Synopses & Reviews
"Rocklin's debut novel, a case of style over content, was inspired by Julia Margaret Cameron's work in the new field of photography in the 19th century. Catherine Colebrook travels to Ceylon to join her husband, who has a government position there during a period of increasing strife between the British rulers and the local population. Catherine arrives in Ceylon, having buried one of her twin boys in England, and part of her fascination with the burgeoning art of photography is tied to her desire to hold onto him. She is fascinated by the possibilities photography offers: 'Aspects that were daily lost to careless memory might still be found...' and begins a correspondence with Sir John Holland, a scientist on the same exploratory journey, which upsets her husband and causes disdain and shunning within the colonial community. When a young local boy, Eligius Shourie, whose father was killed by British soldiers in Catherine's presence, is taken in as a servant, he soon shares Catherine's passion for photography. But he is torn between his growing loyalty to Catherine and the demands made on him by the villagers who want him to join them in sabotaging the British. The book is beautifully written, especially the scenes where Eligius works with Catherine in her experiments, while scenes of escalating political unrest and the impossibility of either side finding a reasonable solution to their differences are less effective, even if historically accurate. The supporting characters, in contrast to Catherine and Eligius, lack dimension. . If Rocklin plays to his strengths, he will be a writer to watch." Publishers Weekly Copyright PWxyz, LLC. All rights reserved.
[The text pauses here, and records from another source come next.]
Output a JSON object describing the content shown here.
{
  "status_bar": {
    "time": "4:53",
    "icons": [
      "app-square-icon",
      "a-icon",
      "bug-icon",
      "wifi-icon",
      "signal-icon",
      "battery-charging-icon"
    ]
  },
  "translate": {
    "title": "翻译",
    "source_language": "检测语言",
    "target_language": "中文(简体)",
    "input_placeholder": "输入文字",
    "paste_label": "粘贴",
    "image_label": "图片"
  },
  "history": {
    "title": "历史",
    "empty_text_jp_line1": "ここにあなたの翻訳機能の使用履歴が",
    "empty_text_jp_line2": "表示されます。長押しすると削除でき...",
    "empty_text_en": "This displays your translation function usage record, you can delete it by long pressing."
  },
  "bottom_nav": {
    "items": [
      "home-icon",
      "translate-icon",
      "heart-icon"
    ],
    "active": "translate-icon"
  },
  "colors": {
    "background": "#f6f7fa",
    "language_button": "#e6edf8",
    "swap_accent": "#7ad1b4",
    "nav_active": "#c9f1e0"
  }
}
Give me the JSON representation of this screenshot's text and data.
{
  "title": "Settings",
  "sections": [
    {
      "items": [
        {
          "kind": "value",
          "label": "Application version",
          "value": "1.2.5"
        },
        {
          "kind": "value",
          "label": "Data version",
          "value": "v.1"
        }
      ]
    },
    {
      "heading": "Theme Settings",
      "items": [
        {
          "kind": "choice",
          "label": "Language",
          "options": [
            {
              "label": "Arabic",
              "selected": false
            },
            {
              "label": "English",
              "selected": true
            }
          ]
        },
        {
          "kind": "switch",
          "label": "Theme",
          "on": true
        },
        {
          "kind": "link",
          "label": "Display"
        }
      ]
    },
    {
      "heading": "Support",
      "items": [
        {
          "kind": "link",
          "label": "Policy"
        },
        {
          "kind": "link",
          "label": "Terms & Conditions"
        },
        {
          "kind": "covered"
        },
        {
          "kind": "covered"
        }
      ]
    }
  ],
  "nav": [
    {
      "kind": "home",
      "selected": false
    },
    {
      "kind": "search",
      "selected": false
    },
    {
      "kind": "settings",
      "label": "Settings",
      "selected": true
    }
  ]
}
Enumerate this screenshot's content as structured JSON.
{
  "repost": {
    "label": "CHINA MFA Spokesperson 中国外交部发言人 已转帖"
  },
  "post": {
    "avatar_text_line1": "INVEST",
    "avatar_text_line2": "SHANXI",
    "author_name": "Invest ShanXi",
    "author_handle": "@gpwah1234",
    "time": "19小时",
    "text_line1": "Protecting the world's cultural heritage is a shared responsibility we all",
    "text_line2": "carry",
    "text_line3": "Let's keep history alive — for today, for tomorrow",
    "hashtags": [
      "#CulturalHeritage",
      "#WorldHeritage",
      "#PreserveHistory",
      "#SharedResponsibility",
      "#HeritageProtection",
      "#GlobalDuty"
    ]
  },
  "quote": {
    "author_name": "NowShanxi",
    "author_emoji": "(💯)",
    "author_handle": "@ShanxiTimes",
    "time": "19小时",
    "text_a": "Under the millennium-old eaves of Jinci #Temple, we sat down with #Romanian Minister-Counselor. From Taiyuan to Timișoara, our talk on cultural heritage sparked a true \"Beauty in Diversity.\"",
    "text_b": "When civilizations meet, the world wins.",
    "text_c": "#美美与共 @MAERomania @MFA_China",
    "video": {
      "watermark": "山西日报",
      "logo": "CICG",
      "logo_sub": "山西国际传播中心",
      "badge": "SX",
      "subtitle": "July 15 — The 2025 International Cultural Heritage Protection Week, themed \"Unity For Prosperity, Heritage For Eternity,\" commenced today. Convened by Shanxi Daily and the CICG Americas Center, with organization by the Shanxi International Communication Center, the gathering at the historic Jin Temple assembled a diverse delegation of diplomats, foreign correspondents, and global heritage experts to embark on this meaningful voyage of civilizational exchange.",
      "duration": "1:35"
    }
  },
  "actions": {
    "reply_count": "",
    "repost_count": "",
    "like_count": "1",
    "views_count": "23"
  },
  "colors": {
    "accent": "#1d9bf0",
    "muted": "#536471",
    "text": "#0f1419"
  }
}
"IN this extraordinary debut, David Rocklin takes us to the heart of photography's unlikely origins through language that shimmers like the art of light itself. As creative obsession fuses with political crisis in Colonial Ceylon, the result is one unforgettable story. The Luminist is a gorgeous evocation of era, place, and human passion." Aimee Liu, author of Flash House and Cloud Mountain
"A literary feast of words and exquisite turns of phrase, The Luminist brings colonial 19th century Ceylon to life through the eyes of a Tamil boy named Eligius Shourie, a free-thinking servant who forms a bond with his employer, the ambitious British photographer Catherine Colebrook. Set against a tropical backdrop of simmering unrest, this elegantly constructed historical novel cast a quiet spell on me that gathered momentum right through to shocking final scenes of astonishing emotional power. This fascinating story made me want to run to the library and learn everything about the 19th century British photographer, Julia Margaret Cameron — on whom the character of Catherine Colebrook is loosely based — and the colorful history of Ceylon, which is now known as Sri Lanka." Anjali Banerjee, author of Haunting Jasmine
In colonial India, at a time of growing friction between the ruling British and the restless Indian populace, a Victorian woman and her young Tamil Indian servant defy convention, class, and heartbreak to investigate what is gained — and lost — by holding life still.
Suggested by the life and work of photographic pioneer Julia Margaret Cameron, The Luminist filters 19th century Ceylon through the lens of an English woman, Catherine Colebrook and a 15 year old Tamil boy, Eligius Shourie. Left fatherless by soldiers, Eligius is brought as a servant to the Colebrooks' neglected estate. In the shadow of Catherine's obsession to arrest beauty — to select a moment from the thousands comprising her life in Ceylon and hold it apart from mere memory — Eligius transforms into her apprentice in the creation of the first haunting photographs in history.